À la date du 15 novembre 2022, l’écrivain et journaliste Roberto Saviano qui est par ailleurs lauréat du prix PEN sera jugé à Rome pour diffamation envers Giorgia Meloni, Première ministre italienne et leader des Fratelli d’Italia (Frères d’Italie), parti aux origines néo-fascistes, pour avoir tenu des propos critiquant la dirigeante d’extrême-droite après que celle-ci avait déclaré qu’il fallait envoyer par le fond les navires des organisations non-gouvernementales qui tentent de porter secours aux réfugiés dans la partie centrale de la Méditerranée tandis que les migrants devaient être abandonnés à leur sort en haute mer. Saviano est actuellement poursuivi en vertu de l’Article 595 du Code pénal italien qui prévoit jusqu’à trois ans de prison pour cette infraction.

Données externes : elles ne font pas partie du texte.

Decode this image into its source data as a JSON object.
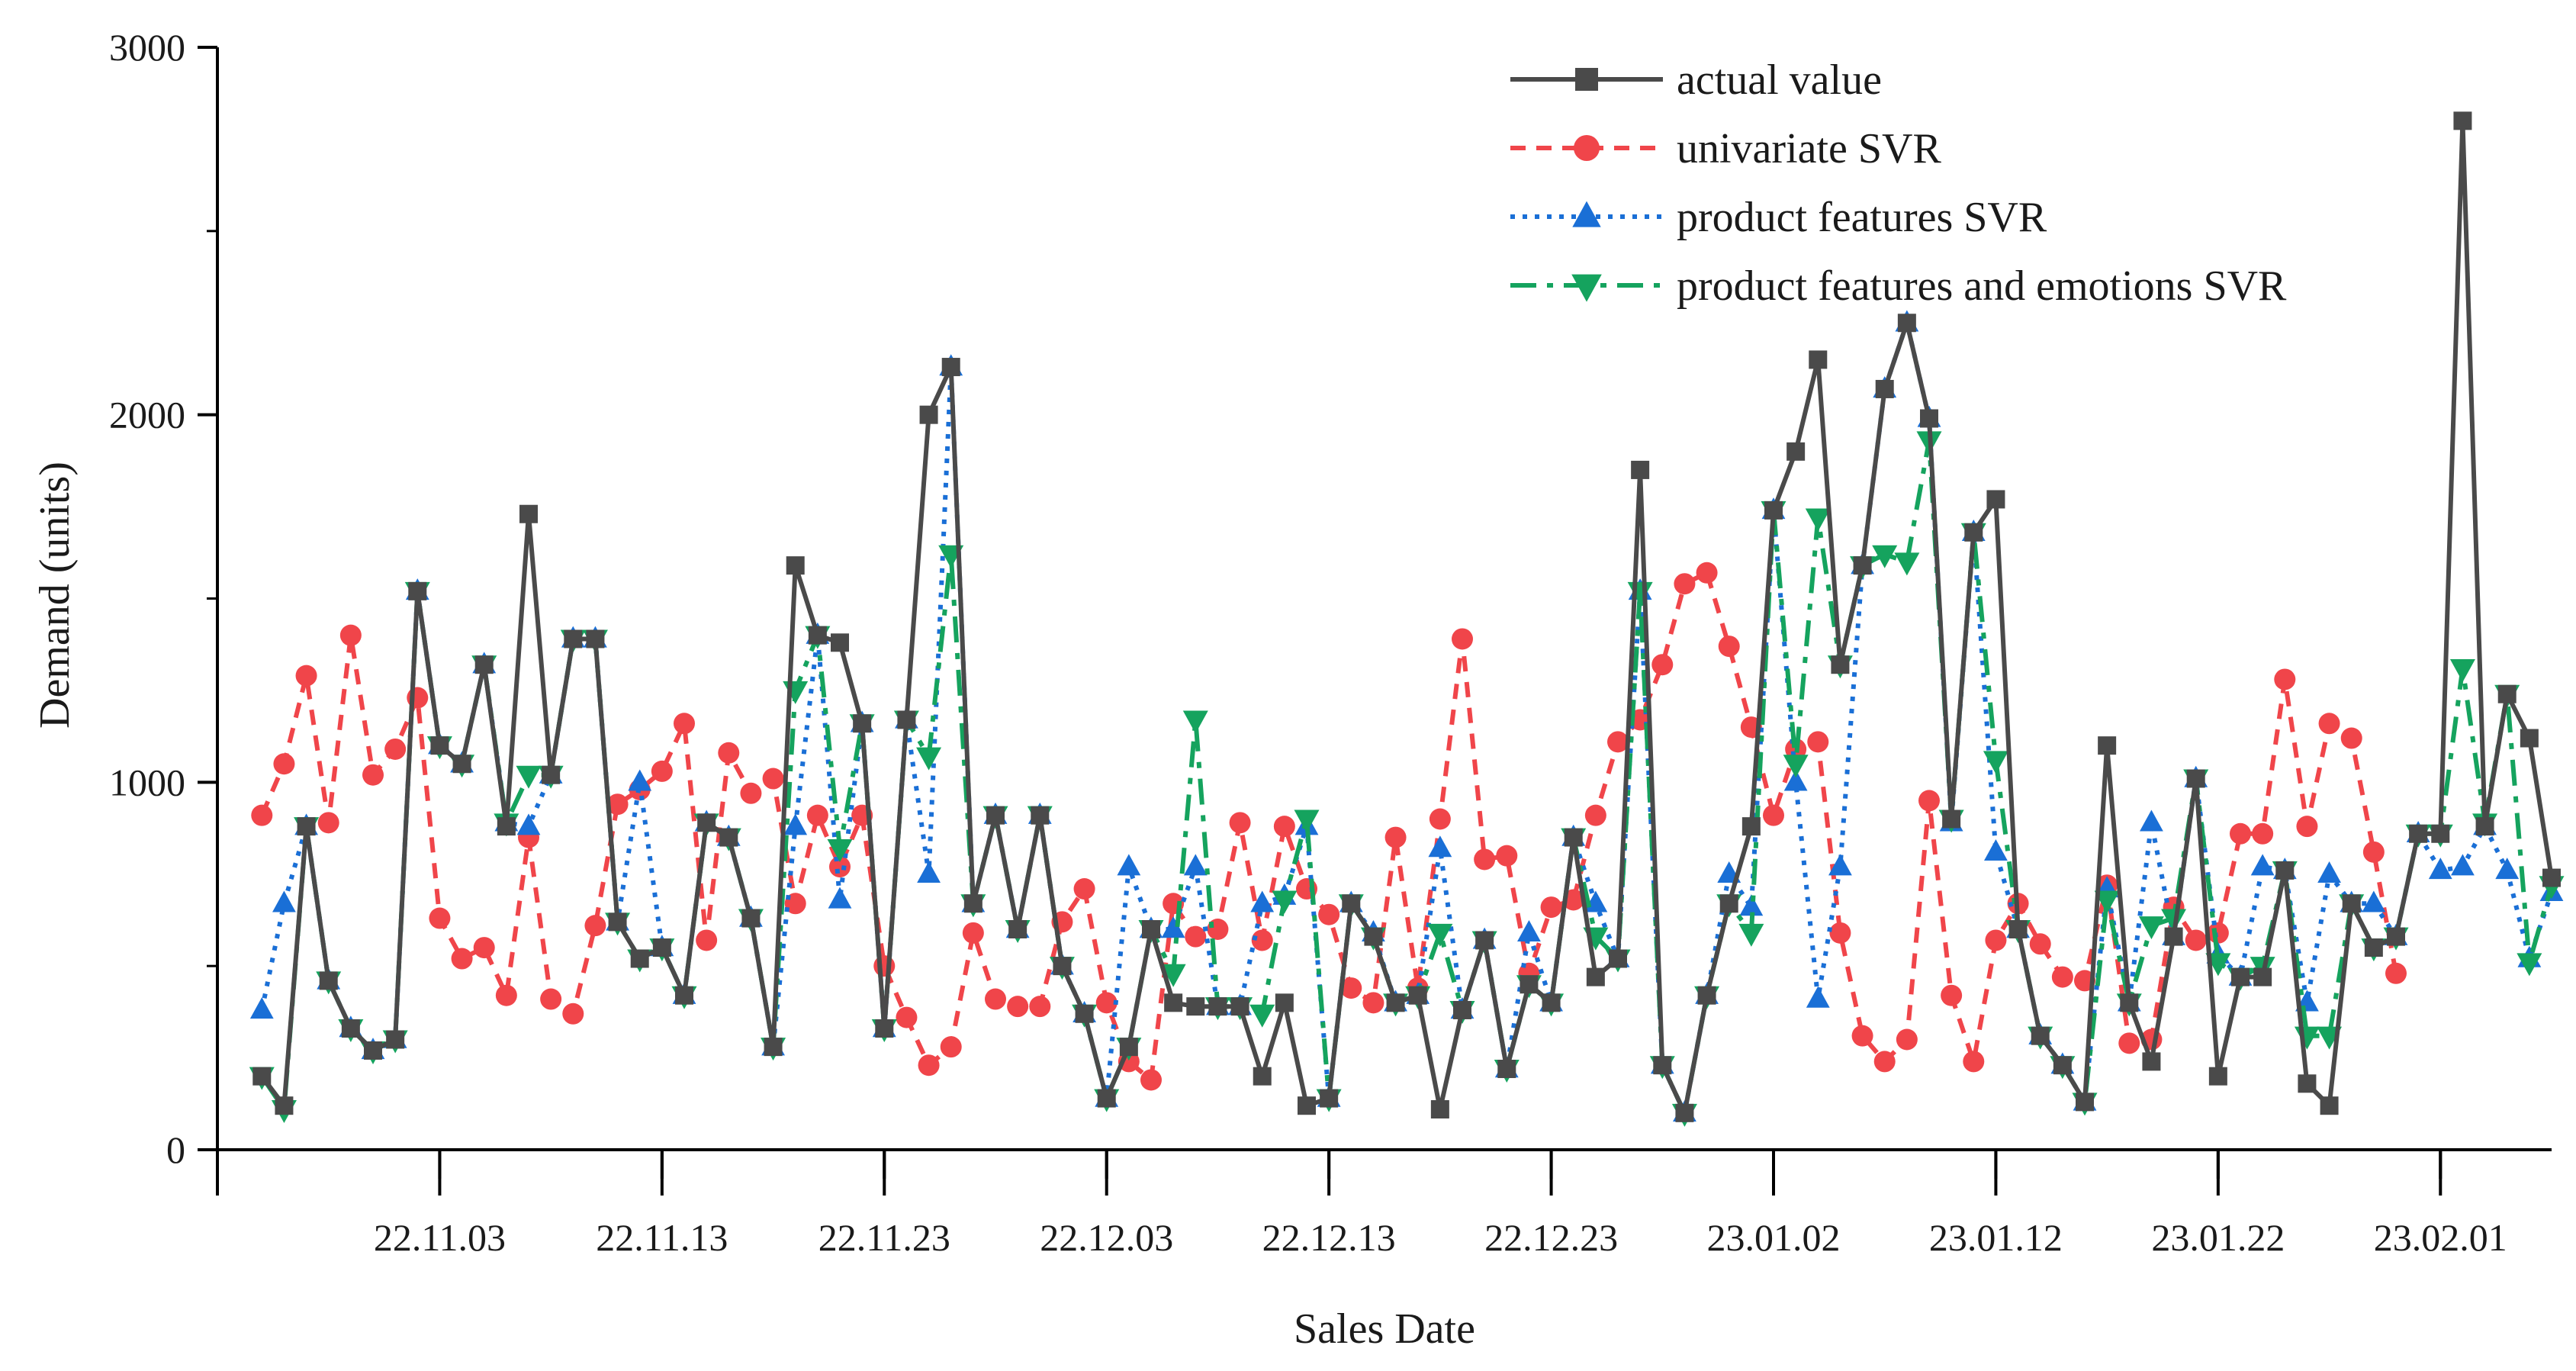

Avant que cette audition n’ait lieu, Burhan Sonmez, président de PEN International demande instamment à Madame Meloni, Première ministre, de retirer sa plainte pour diffamation contre Saviano et de respecter les obligations nationales et internationales de l’Italie pour la défense de la liberté d’expression. Cette lettre qui est également disponible en langue italienne a été publiée en premier dans La Stampa. PEN International est entré en contact avec le Bureau de la Première ministre le 4 novembre mais n’a reçu aucune réponse à ce jour. 

Lettre ouverte à Madame Georgia Meloni, Première ministre d’Italie

Chère Madame,

C’est en tant que président de Pen International, association d’écrivains dont l’objet est d’œuvrer en faveur de la littérature et défendre la liberté d’expression partout dans le monde, que je vous adresse cette lettre afin de vous faire part de mon inquiétude la plus vive concernant notre collègue Robert Saviano qui est accusé de diffamation et risque une peine de prison pouvant aller jusqu’à trois ans. Nous vous demandons instamment d’abandonner les poursuites engagées contre lui et de faire tout ce qui est en votre pouvoir afin d’apporter votre soutien au journalisme d’investigation ainsi qu’aux media indépendants. 

Saviano a été la cible d’attaques répétées pour avoir exprimé ses opinions de manière tout à fait mesurée. Les dernières accusations portées contre lui sont malheureusement représentatives d’une évolution particulièrement inquiétante dont les effets commencent à se faire sentir en Italie où journalistes et écrivains font leur travail en sachant qu’ils risquent des poursuites ainsi que la prison pour ce qu’ils disent ou écrivent.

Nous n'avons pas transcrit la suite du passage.